Active Directory Integration Connection Failures

Incident Report for JumpCloud

Postmortem

Date: Apr 23, 2025

Date of Incident: Apr 18, 2025

Description: RCA for ADI Outage

Summary:

On April 18th at 1:27 PM MT JumpCloud experienced an issue affecting our Active Directory Integration (ADI) agents. Some customers using ADI sync and Delegated Auth experienced connectivity issues, resulting in failed directory synchronizations and authentication attempts. New ADI installs would have failed during the incident window, and ADI agents attempting to restart or reconnect during the incident window would have failed.

Root Cause:

The incident was caused by the expiration of a certificate used for mutual TLS (mTLS) authentication between ADI agents and our infrastructure.
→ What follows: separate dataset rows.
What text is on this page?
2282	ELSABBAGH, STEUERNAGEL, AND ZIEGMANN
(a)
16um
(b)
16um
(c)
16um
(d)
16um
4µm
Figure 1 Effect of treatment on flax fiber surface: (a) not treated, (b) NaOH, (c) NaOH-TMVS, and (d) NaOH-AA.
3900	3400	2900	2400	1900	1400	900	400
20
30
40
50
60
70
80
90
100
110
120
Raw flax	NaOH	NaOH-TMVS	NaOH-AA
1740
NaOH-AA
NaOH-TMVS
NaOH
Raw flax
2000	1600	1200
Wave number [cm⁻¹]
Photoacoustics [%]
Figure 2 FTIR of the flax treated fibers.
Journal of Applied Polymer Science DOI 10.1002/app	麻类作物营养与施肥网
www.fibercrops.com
This certificate is essential for securing the communication channel between customer environments and JumpCloud services.

Why wasn’t this caught before the certificate expired?
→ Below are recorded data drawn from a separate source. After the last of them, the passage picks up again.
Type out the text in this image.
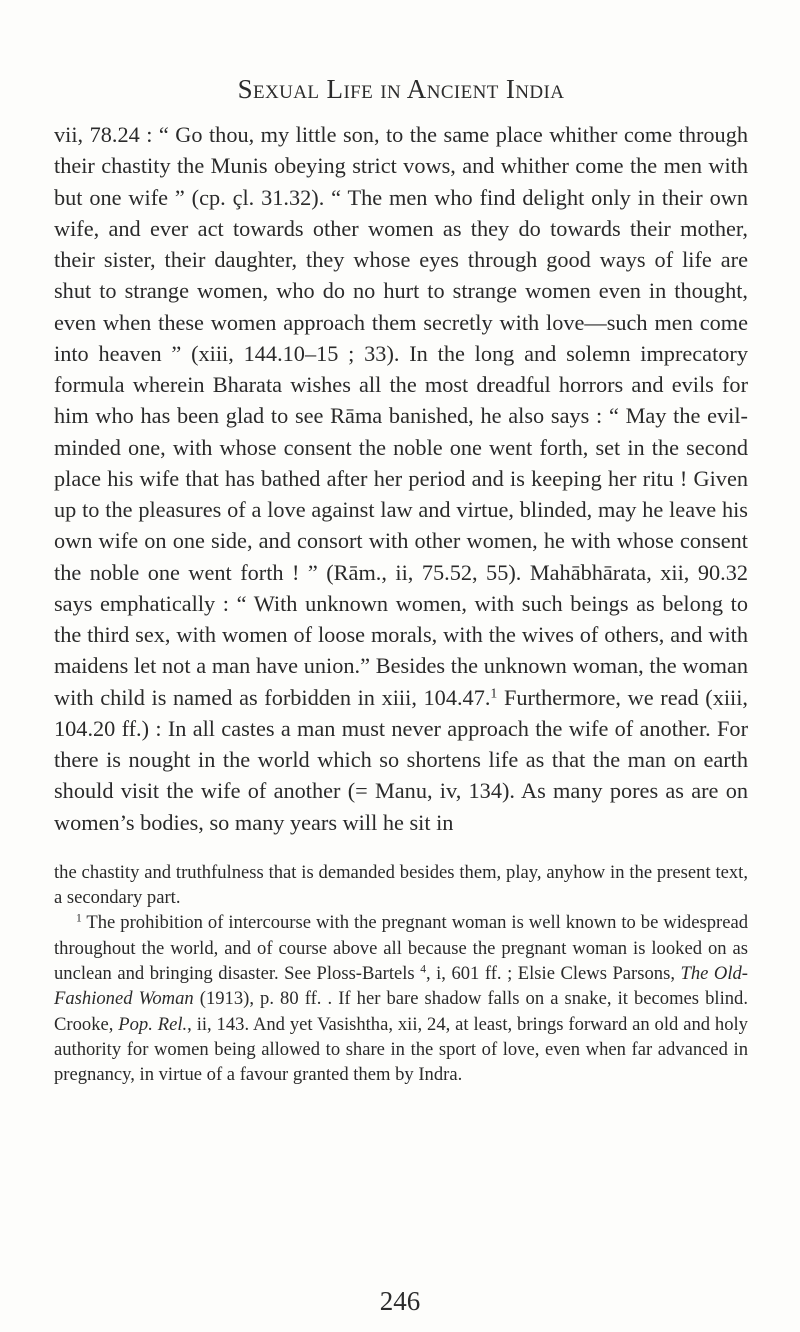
Sexual Life in Ancient India

vii, 78.24 : “ Go thou, my little son, to the same place whither come through their chastity the Munis obeying strict vows, and whither come the men with but one wife ” (cp. çl. 31.32). “ The men who find delight only in their own wife, and ever act towards other women as they do towards their mother, their sister, their daughter, they whose eyes through good ways of life are shut to strange women, who do no hurt to strange women even in thought, even when these women approach them secretly with love—such men come into heaven ” (xiii, 144.10–15 ; 33). In the long and solemn imprecatory formula wherein Bharata wishes all the most dreadful horrors and evils for him who has been glad to see Rāma banished, he also says : “ May the evil-minded one, with whose consent the noble one went forth, set in the second place his wife that has bathed after her period and is keeping her ritu ! Given up to the pleasures of a love against law and virtue, blinded, may he leave his own wife on one side, and consort with other women, he with whose consent the noble one went forth ! ” (Rām., ii, 75.52, 55). Mahābhārata, xii, 90.32 says emphatically : “ With unknown women, with such beings as belong to the third sex, with women of loose morals, with the wives of others, and with maidens let not a man have union.” Besides the unknown woman, the woman with child is named as forbidden in xiii, 104.47.$^1$ Furthermore, we read (xiii, 104.20 ff.) : In all castes a man must never approach the wife of another. For there is nought in the world which so shortens life as that the man on earth should visit the wife of another (= Manu, iv, 134). As many pores as are on women’s bodies, so many years will he sit in

the chastity and truthfulness that is demanded besides them, play, anyhow in the present text, a secondary part.

$^1$ The prohibition of intercourse with the pregnant woman is well known to be widespread throughout the world, and of course above all because the pregnant woman is looked on as unclean and bringing disaster. See Ploss-Bartels $^4$, i, 601 ff. ; Elsie Clews Parsons, The Old-Fashioned Woman (1913), p. 80 ff. . If her bare shadow falls on a snake, it becomes blind. Crooke, Pop. Rel., ii, 143. And yet Vasishtha, xii, 24, at least, brings forward an old and holy authority for women being allowed to share in the sport of love, even when far advanced in pregnancy, in virtue of a favour granted them by Indra.

246
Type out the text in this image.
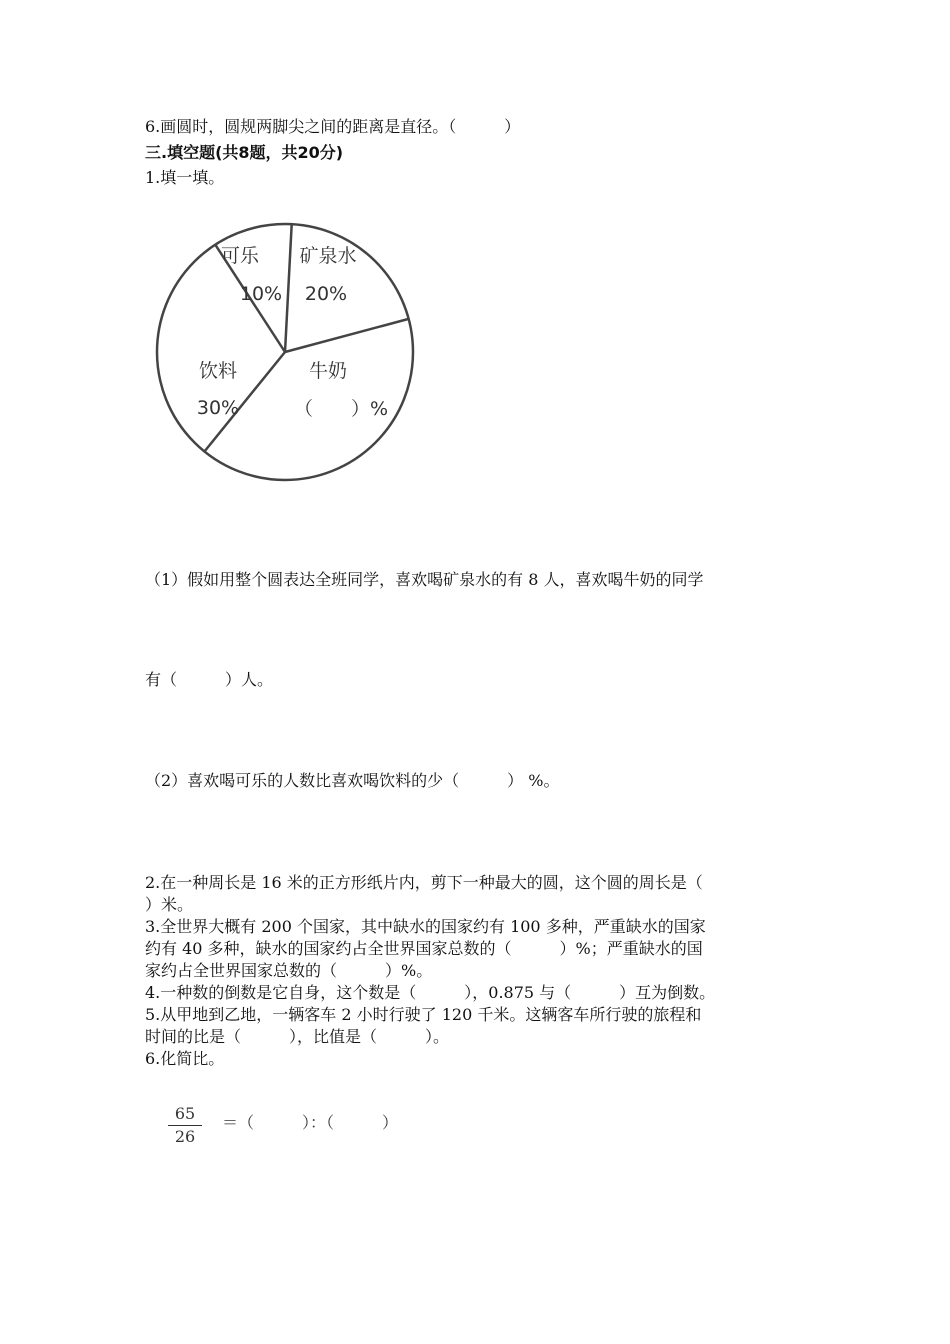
6.画圆时，圆规两脚尖之间的距离是直径。（　　　）
三.填空题(共8题，共20分)
1.填一填。
可乐
10%
矿泉水
20%
牛奶
（　　）%
饮料
30%
（1）假如用整个圆表达全班同学，喜欢喝矿泉水的有 8 人，喜欢喝牛奶的同学
有（　　　）人。
（2）喜欢喝可乐的人数比喜欢喝饮料的少（　　　） %。
2.在一种周长是 16 米的正方形纸片内，剪下一种最大的圆，这个圆的周长是（
）米。
3.全世界大概有 200 个国家，其中缺水的国家约有 100 多种，严重缺水的国家
约有 40 多种，缺水的国家约占全世界国家总数的（　　　）%；严重缺水的国
家约占全世界国家总数的（　　　）%。
4.一种数的倒数是它自身，这个数是（　　　），0.875 与（　　　）互为倒数。
5.从甲地到乙地，一辆客车 2 小时行驶了 120 千米。这辆客车所行驶的旅程和
时间的比是（　　　），比值是（　　　）。
6.化简比。
65
26
＝（　　　）：（　　　）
In mid-2024 we migrated our global proxy infrastructure from EC2 into Kubernetes. During this transition, monitoring for the proxies that handle mTLS were mistakenly deleted and not recreated on the new infrastructure.

Why did it take so long to recover?

There are two reasons recovery took longer than it should have. The first reason is the missing monitoring above meant this went unnoticed by our operations teams once the cert expired. The second is our teams did not see any instability or outage signals in our internal telemetry, which led them to believe this was customer environment specific. This was because existing connections were un-impacted.
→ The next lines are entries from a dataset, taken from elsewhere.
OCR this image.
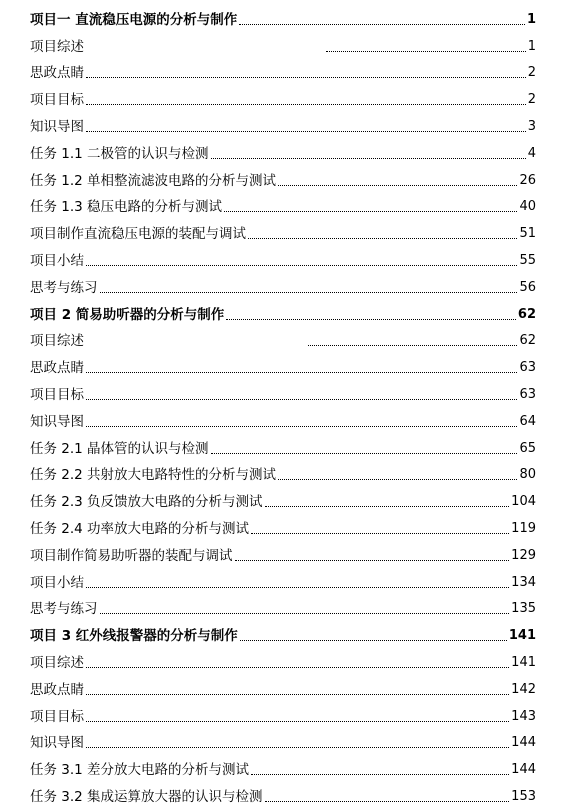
项目一 直流稳压电源的分析与制作	1
项目综述	1
思政点睛	2
项目目标	2
知识导图	3
任务 1.1 二极管的认识与检测	4
任务 1.2 单相整流滤波电路的分析与测试	26
任务 1.3 稳压电路的分析与测试	40
项目制作直流稳压电源的装配与调试	51
项目小结	55
思考与练习	56
项目 2 简易助听器的分析与制作	62
项目综述	62
思政点睛	63
项目目标	63
知识导图	64
任务 2.1 晶体管的认识与检测	65
任务 2.2 共射放大电路特性的分析与测试	80
任务 2.3 负反馈放大电路的分析与测试	104
任务 2.4 功率放大电路的分析与测试	119
项目制作简易助听器的装配与调试	129
项目小结	134
思考与练习	135
项目 3 红外线报警器的分析与制作	141
项目综述	141
思政点睛	142
项目目标	143
知识导图	144
任务 3.1 差分放大电路的分析与测试	144
任务 3.2 集成运算放大器的认识与检测	153
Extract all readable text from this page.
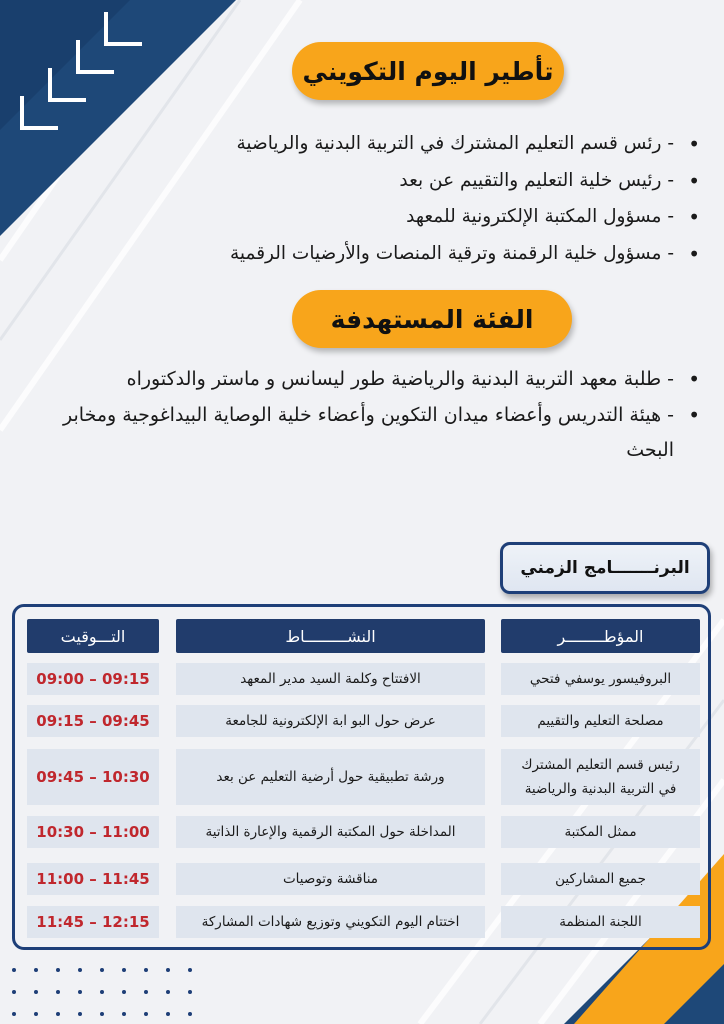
تأطير اليوم التكويني
• - رئس قسم التعليم المشترك في التربية البدنية والرياضية
• - رئيس خلية التعليم والتقييم عن بعد
• - مسؤول المكتبة الإلكترونية للمعهد
• - مسؤول خلية الرقمنة وترقية المنصات والأرضيات الرقمية
الفئة المستهدفة
• - طلبة معهد التربية البدنية والرياضية طور ليسانس و ماستر والدكتوراه
• - هيئة التدريس وأعضاء ميدان التكوين وأعضاء خلية الوصاية البيداغوجية ومخابر البحث
البرنـــــــامج الزمني
المؤطــــــــر
النشـــــــــاط
التـــوقيت
البروفيسور يوسفي فتحي
الافتتاح وكلمة السيد مدير المعهد
09:00 – 09:15
مصلحة التعليم والتقييم
عرض حول البو ابة الإلكترونية للجامعة
09:15 – 09:45
رئيس قسم التعليم المشترك في التربية البدنية والرياضية
ورشة تطبيقية حول أرضية التعليم عن بعد
09:45 – 10:30
ممثل المكتبة
المداخلة حول المكتبة الرقمية والإعارة الذاتية
10:30 – 11:00
جميع المشاركين
مناقشة وتوصيات
11:00 – 11:45
اللجنة المنظمة
اختتام اليوم التكويني وتوزيع شهادات المشاركة
11:45 – 12:15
Corrective Actions / Risk Mitigation:

  1. Enhancing our certificate monitoring systems to provide earlier notifications of upcoming expirations - DONE
  2. Improving our internal escalation procedures to reduce time-to-resolution - DONE
  3. Implement additional automated testing to detect potential authentication issues - PLANNING
  4. Creating more comprehensive documentation for critical operational procedures - WIP
Posted Apr 23, 2025 - 16:16 MDT

Resolved

This issue has been resolved and service has now returned to normal.
Posted Apr 19, 2025 - 20:51 MDT

Update

We are currently in the process of implementing a fix for this issue.
Posted Apr 19, 2025 - 20:12 MDT

Identified

We have identified an issue affecting the Active Directory Integration Sync and Import services, including Active Directory Delegated Authentication.
This issue affects users, user updates, and password changes are not syncing between JumpCloud and Active directory, as well as delegated authentication to Active Directory.
In the meantime, if your users are unable to authenticate because you have delegated authentication enabled for your users, please review the following article for steps on disabling delegated authentication.

https://jumpcloud.com/support/adi-use-ad-delegated-authentication#disabling-delegated-authentication-for-users
Posted Apr 19, 2025 - 18:10 MDT

Investigating

The Active Directory Integration Service was found encountering errors and we are investigating the issue.
Posted Apr 19, 2025 - 17:42 MDT
This incident affected: Active Directory Integration.